There were 13 building permits for repairs of the pump stations by Van Horn Construction, Inc., ranging in cost from $8,760 to $1.8 million for the repair of 13 pump stations damaged in the floods. The total cost of repairs is estimated at $4.59 million, according to the building permit report for the week of Dec. 7-11. There were also two stations damaged so badly, they will need to be completely rebuilt, said Director of Utilities Lance McAvoy.
“The flood damaged everything quickly. Repairs take a while,” McAvoy said. “We appreciate the citizens being patient with us while we get the repairs completed and everything back online.”
Historic flooding hit the Arkansas River (McClellan-Kerr Arkansas River Navigation System, or MKARNS) in May-June of 2019 after rains of up to 600% above normal in northeast Oklahoma and southeast Kansas overtook the capacity of Oklahoma reservoirs to store the water.
Along with repairing the damage caused by the flood, stations are being modified so another flood like the one in 2019 will not damage the stations, McAvoy said. The utility department is using diesel by-pass pumps for the two stations that need to be rebuilt and other pumps that could not operate without repairs, but those are a temporary fix, McAvoy said.
The total cost of repair and rebuild for the pump stations damaged by the flooding is estimated at $12 million, McAvoy said.

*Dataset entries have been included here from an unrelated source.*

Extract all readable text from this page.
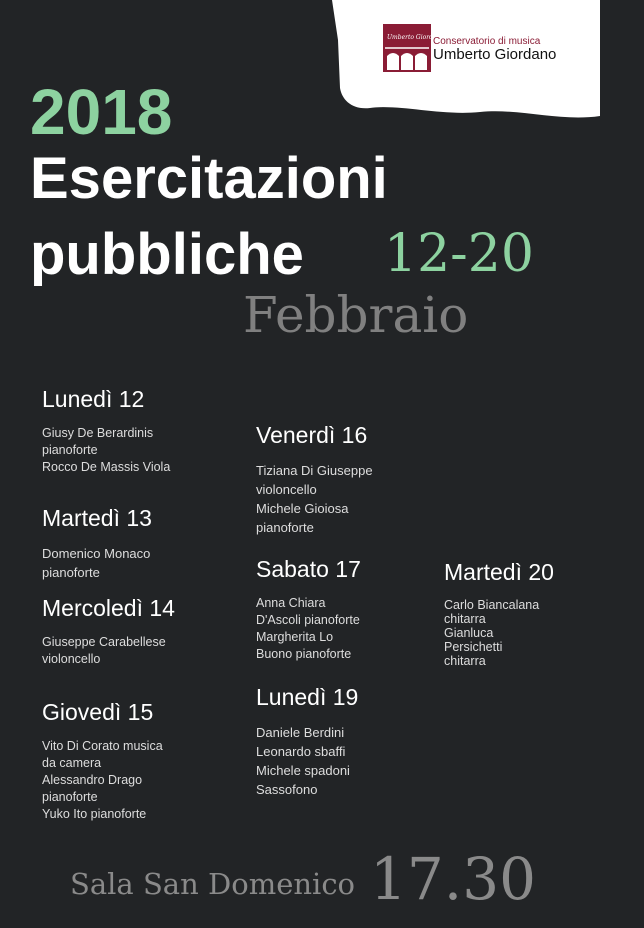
Umberto Giordano
Conservatorio di musica
Umberto Giordano
2018
Esercitazioni
pubbliche 12-20
Febbraio
Lunedì 12
Giusy De Berardinis
pianoforte
Rocco De Massis Viola
Martedì 13
Domenico Monaco
pianoforte
Mercoledì 14
Giuseppe Carabellese
violoncello
Giovedì 15
Vito Di Corato musica
da camera
Alessandro Drago
pianoforte
Yuko Ito pianoforte
Venerdì 16
Tiziana Di Giuseppe
violoncello
Michele Gioiosa
pianoforte
Sabato 17
Anna Chiara
D'Ascoli pianoforte
Margherita Lo
Buono pianoforte
Lunedì 19
Daniele Berdini
Leonardo sbaffi
Michele spadoni
Sassofono
Martedì 20
Carlo Biancalana
chitarra
Gianluca
Persichetti
chitarra
Sala San Domenico 17.30
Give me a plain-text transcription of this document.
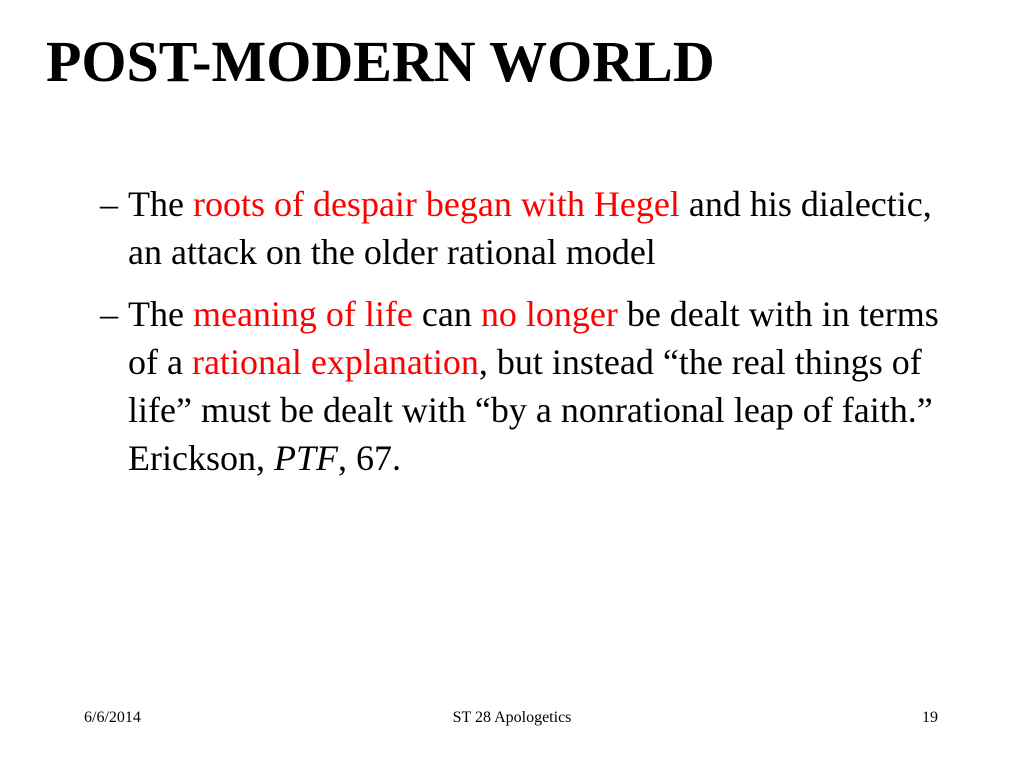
POST-MODERN WORLD
– The roots of despair began with Hegel and his dialectic, an attack on the older rational model
– The meaning of life can no longer be dealt with in terms of a rational explanation, but instead “the real things of life” must be dealt with “by a nonrational leap of faith.” Erickson, PTF, 67.
6/6/2014	ST 28 Apologetics	19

All work on the stations is in the utilities department’s capital improvement plan for the coming years, which McAvoy presented to the Board of Directors in October.
The department is still waiting on the Federal Emergency Management Agency (FEMA) to approve a plan presented to rebuild the two severely damaged pumps. The city also is waiting for FEMA reimbursement for all the projects. The city will pay for the projects, and then FEMA will reimburse them for 75% of the cost, McAvoy said. The city contracted the repair work to Russellville-based Van Horn Construction.